Actualité aéronautique

Où en est l'Akoya? Lisa Airplanes nous ouvre ses portes en Savoie

Article publié le 21 avril 2015 par David Barrie

Le fabricant de l'Akoya nous a accueilli sur son site au Bourget-du-Lac à quelques kilomètres de Chambéry. C'est Vanessa Troillard, sa responsable marketing, qui a accepté de répondre à nos questions.

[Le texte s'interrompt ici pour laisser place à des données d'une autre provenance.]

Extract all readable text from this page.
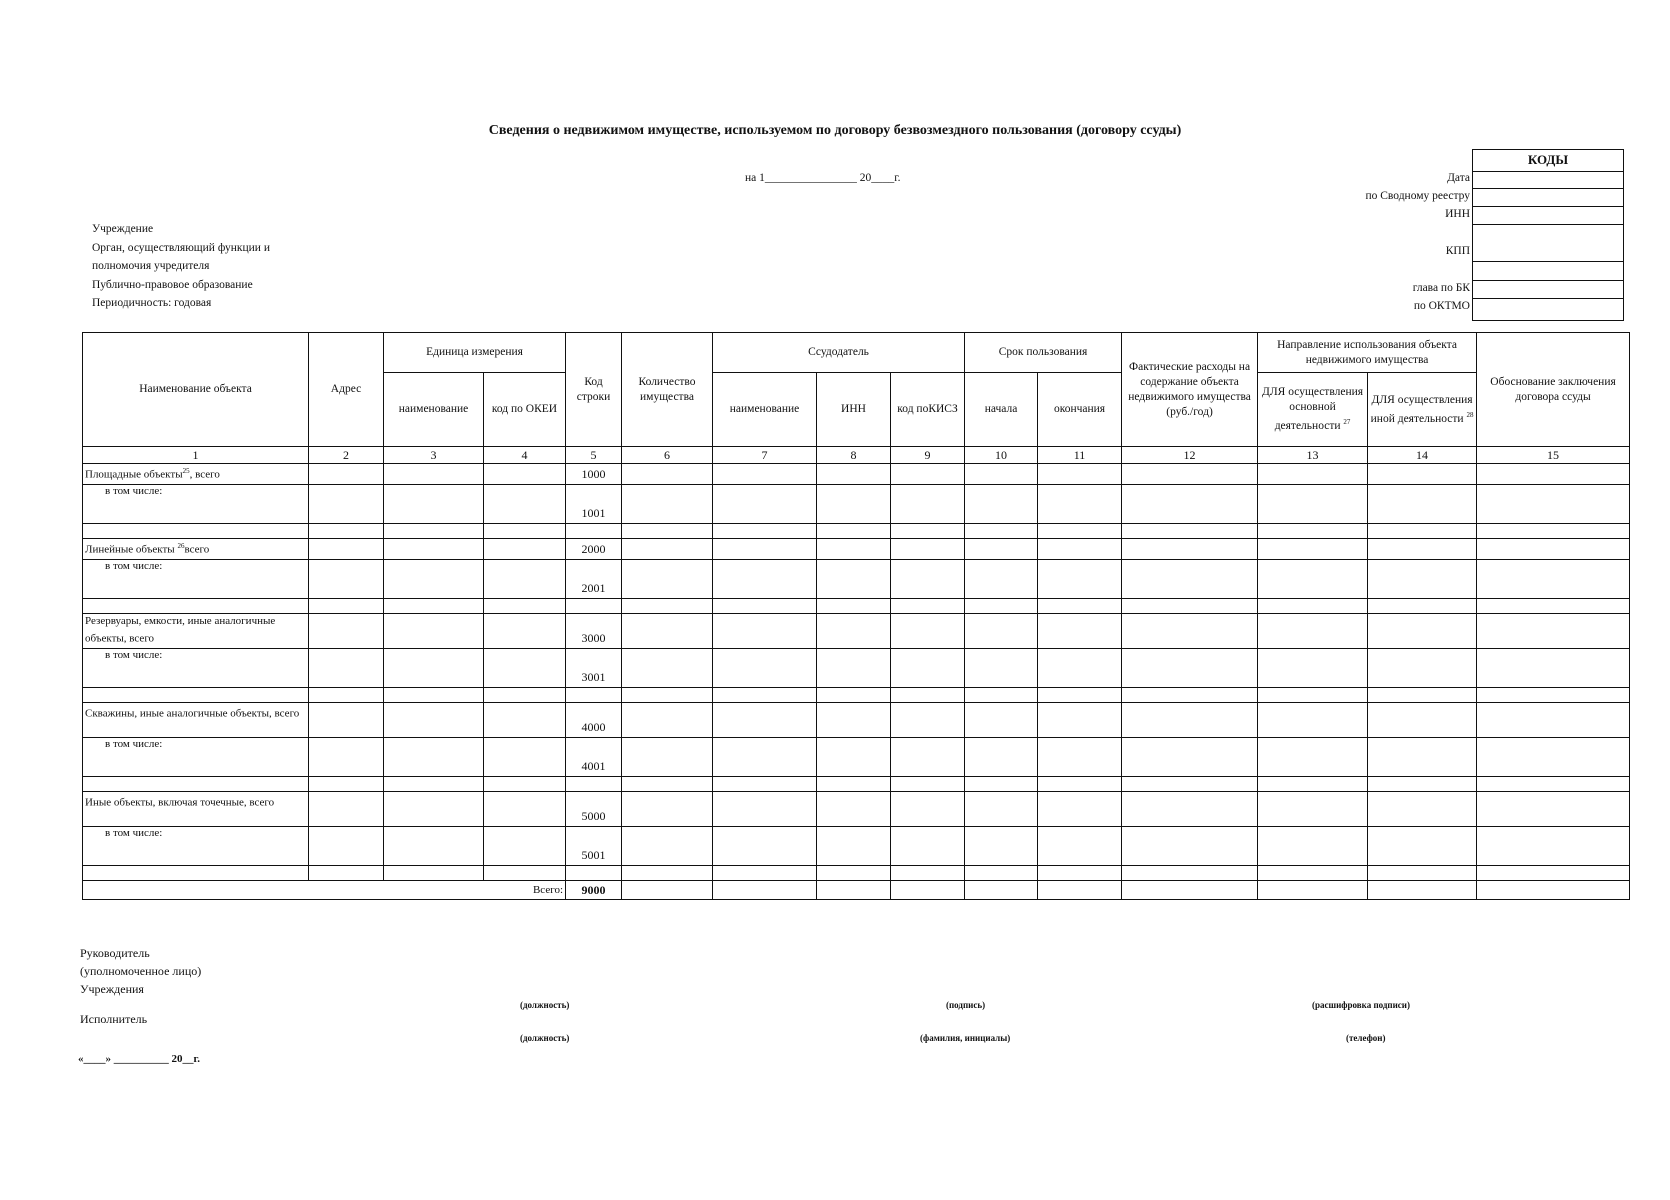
Сведения о недвижимом имуществе, используемом по договору безвозмездного пользования (договору ссуды)
на 1________________ 20____г.
Учреждение
Орган, осуществляющий функции и
полномочия учредителя
Публично-правовое образование
Периодичность: годовая
КОДЫ
Дата
по Сводному реестру
ИНН
КПП
глава по БК
по ОКТМО
Наименование объекта	Адрес	Единица измерения		Код строки	Количество имущества	Ссудодатель			Срок пользования		Фактические расходы на содержание объекта недвижимого имущества (руб./год)	Направление использования объекта недвижимого имущества		Обоснование заключения договора ссуды
		наименование	код по ОКЕИ			наименование	ИНН	код поКИСЗ	начала	окончания		ДЛЯ осуществления основной деятельности $^{27}$	ДЛЯ осуществления иной деятельности $^{28}$
1	2	3	4	5	6	7	8	9	10	11	12	13	14	15
Площадные объекты$^{25}$, всего				1000										
в том числе:				1001										

Линейные объекты $^{26}$всего				2000										
в том числе:				2001										

Резервуары, емкости, иные аналогичные объекты, всего				3000										
в том числе:				3001										

Скважины, иные аналогичные объекты, всего				4000										
в том числе:				4001										

Иные объекты, включая точечные, всего				5000										
в том числе:				5001										

Всего:				9000										
Руководитель
(уполномоченное лицо)
Учреждения
(должность)	(подпись)	(расшифровка подписи)
Исполнитель
(должность)	(фамилия, инициалы)	(телефон)
«____» __________ 20__г.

L'avion présent dans le hangar de Lisa Airplanes n'est pas différent de l'Akoya que nous avions vu à Oshkosh. Vanessa Troillard nous le confirme : "Nous n'avons pas fait de grosses modifications aérodynamiques ou structurelles sur l'avion depuis qu'il vole. Ce sont surtout des optimisations. On a par exemple beaucoup travaillé sur le train d'atterrissage pour que l'Akoya soit plus maniable sur piste. Quelques surfaces extérieures vont encore êytre améliorées, mais pas radicalement changées sur le plan aérodynamique." Toutefois, les hydrofoils si emblématiques de cet appareil vont être redessinés. Lisa Airplanes a déjà testé la nouvelle mouture, mais préfère ne pas les montrer de peur d'être copié. Idem pour les flotteurs de saumon d'aile ; leur forme va évoluer légèrement pour être plus plaisante. Cela va aussi être le cas pour un certain nombre de surfaces qui équipera le premier avion conforme à la production. Malgré ces optimisations, les performances doivent encore être améliorées pour "gagner encore dix ou vingt pour cent sur certaines choses qu'[ils] annonçaient sur la plaquette." De ce fait, outre les hydrofoils, de nombreux essais d'hélices ont été réalisés, bien que le choix n'ait pas encore été arrêté. On aperçoit par exemple une hélice à six pales d'E-Props sur un mur du hangar. Mais finalement, le but d'obtenir la consommation attendue, 5,6l/100km, et la vitesse, aux alentours de 250km/h, devraient être atteintes lorsque l'avion de série sortira de leur usine. L'appareil est toujours propulsé par un Rotax 912, mais un moteur plus puissant, le Rotax 914 ou le UL Power, seront envisagés dans un second temps pour des clients ayant besoin de plus de puissance pour des utilisations particulières (en altitude par exemple).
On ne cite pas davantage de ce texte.